The new film “Top Gun: Maverick” is earning praise not only for being better than its 1986 predecessor, but for standing up to the Chinese Communist Party, after the film’s producers reinstated a Taiwanese flag on the bomber jacket worn by Tom Cruise’s Navy pilot character.
In the original “Top Gun” film, Cruise’s character, Pete “Maverick” Mitchell, wears a bomber jacket with Taiwanese and Japanese flag patches. However, both flags were replaced with emblems when the sequel released a trailer in 2019.

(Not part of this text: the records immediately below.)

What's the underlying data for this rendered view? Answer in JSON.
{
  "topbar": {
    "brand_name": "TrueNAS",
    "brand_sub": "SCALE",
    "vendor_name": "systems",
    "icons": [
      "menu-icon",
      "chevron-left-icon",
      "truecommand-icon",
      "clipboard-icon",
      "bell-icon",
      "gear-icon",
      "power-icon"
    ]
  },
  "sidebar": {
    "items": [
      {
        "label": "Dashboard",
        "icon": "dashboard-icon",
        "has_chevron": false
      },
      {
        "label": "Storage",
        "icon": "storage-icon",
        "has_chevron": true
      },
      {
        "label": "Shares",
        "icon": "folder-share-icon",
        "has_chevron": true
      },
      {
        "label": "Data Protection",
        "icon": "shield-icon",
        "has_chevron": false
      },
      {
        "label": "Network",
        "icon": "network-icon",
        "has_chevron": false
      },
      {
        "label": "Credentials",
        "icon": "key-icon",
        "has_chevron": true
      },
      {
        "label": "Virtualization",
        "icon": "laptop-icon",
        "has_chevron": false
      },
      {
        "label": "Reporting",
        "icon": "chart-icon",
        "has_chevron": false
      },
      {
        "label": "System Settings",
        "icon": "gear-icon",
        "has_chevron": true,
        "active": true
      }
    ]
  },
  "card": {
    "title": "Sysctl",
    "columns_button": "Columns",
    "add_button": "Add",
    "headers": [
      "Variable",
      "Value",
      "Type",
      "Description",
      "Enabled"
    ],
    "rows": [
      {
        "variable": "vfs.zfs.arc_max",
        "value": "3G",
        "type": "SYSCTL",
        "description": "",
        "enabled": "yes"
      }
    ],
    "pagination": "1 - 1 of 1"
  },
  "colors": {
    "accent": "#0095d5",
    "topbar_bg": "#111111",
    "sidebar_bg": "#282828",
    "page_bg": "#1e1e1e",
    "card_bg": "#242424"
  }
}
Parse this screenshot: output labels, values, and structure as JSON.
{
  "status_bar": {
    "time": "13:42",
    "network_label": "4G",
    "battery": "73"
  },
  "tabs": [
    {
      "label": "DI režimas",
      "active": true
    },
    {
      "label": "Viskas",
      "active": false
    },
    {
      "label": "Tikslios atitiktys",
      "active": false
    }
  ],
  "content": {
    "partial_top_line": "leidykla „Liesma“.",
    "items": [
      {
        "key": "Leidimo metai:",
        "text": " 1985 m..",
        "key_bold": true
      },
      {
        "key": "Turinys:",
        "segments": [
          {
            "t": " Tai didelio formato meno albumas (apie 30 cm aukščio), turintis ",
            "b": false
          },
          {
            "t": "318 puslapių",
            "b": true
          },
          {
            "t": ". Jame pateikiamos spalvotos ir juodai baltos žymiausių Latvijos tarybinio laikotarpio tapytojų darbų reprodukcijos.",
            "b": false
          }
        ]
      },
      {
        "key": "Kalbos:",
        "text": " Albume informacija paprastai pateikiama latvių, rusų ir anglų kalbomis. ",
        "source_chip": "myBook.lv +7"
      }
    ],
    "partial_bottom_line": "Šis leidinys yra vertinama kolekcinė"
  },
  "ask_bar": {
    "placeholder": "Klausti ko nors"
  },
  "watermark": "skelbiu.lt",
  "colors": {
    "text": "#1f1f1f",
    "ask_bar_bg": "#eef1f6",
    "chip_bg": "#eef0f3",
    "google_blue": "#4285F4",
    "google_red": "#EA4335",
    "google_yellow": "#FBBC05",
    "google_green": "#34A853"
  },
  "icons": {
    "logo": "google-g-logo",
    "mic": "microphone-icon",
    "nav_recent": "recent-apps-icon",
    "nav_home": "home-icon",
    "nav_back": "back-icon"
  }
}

Since then, there has been speculation that the Chinese Communist Party (CCP) may have influenced the decision to remove the flags, as the movie was partly produced by Tencent Pictures, the film-making arm of Chinese tech giant Tencent. The company is known for complying with Beijing’s censorship rules in China and extending its monitoring and censorship to U.S. users through its popular messaging app WeChat.
The flags have reappeared in the version of the film released worldwide last week. As of May 30, the film had grossed $156 million in the United States and $282 million worldwide.
In Taiwan, the “Top Gun” sequel has also been a hit, grossing over NT$81.5 million (about $2.8 million) in the five days after its May 25 release, according to Taiwan’s Central News Agency. Some Taiwanese moviegoers have since taken to Facebook to express excitement about seeing their flag on Maverick’s jacket on the big screen.
The movie hasn’t secured a release date in China, and the Chinese regime’s censors are likely to block the film from reaching theaters over the inclusion of the Taiwanese flag. The CCP sees Taiwan as a part of its territory and rejects anything that might suggest the island is a de facto nation-state.
Chris Fenton, a long-time Hollywood executive and film producer, recently said on Twitter that the decision by the “Top Gun” sequel to restore the flags was an encouraging sign.
“Risk/reward calculus for #China’s market now murky,” he wrote. “Result: #Hollywood can [have] #FreeSpeech & #FreedomOfCreativity again.”
In a separate tweet, Fenton declared that Hollywood is “fighting back,” pointing to the “Top Gun 2” decision as well as Marvel’s decision to include “a newsrack belonging [to] The Epoch Times” in the recent “Doctor Strange” sequel.
In “Doctor Strange in the Multiverse of Madness,” a yellow newspaper box sits in the background during a fight scene when the titular character takes on a monster called Gargantos on the streets of New York. The boxes, which display the Chinese characters 大紀元時報, are for distributing copies of the Chinese-language edition of The Epoch Times.
Fenton previously told the publication that he believed the new “Doctor Strange” film would face censorship in China. The Marvel movie hasn’t yet secured a release date in China.
“This recent development of The Epoch Times being seen as one of the major stars in the movie is definitely throwing a wrench in any sort of shot that they did have of getting into that market,” Fenton said.
The English- and Chinese-language websites of The Epoch Times—known for their uncensored coverage of current affairs in China—are censored in China.
Taiwan’s de facto embassy in the United States, the Taipei Economic and Cultural Representative Office, was also excited to see the return of the Taiwanese flag in “Top Gun 2.”
“At last, somewhere along the line Hollywood did the right thing!” the office wrote on Twitter.
The fact that Beijing didn’t demand that the flags to be removed could have been related to Tencent’s decision to sever ties with the Paramount Pictures production. According to The Wall Street Journal, Tencent withdrew from the production due to concerns that Beijing might be angry about the tech giant’s affiliation with a film celebrating the U.S. military, citing unnamed sources.
Ian Easton, senior director at Virginia-based think tank Project 2049 Institute, wrote on Twitter that it was “great news” that “Top Gun 2” had cut ties with Beijing, citing the Journal’s report.
“After a brush with anti-American censorship, Top Gun 2 shed its ties to China’s government and won its soul back,” he wrote. “How many other American movies have sacrificed their values and principles at the [altar] of Chinese investment?”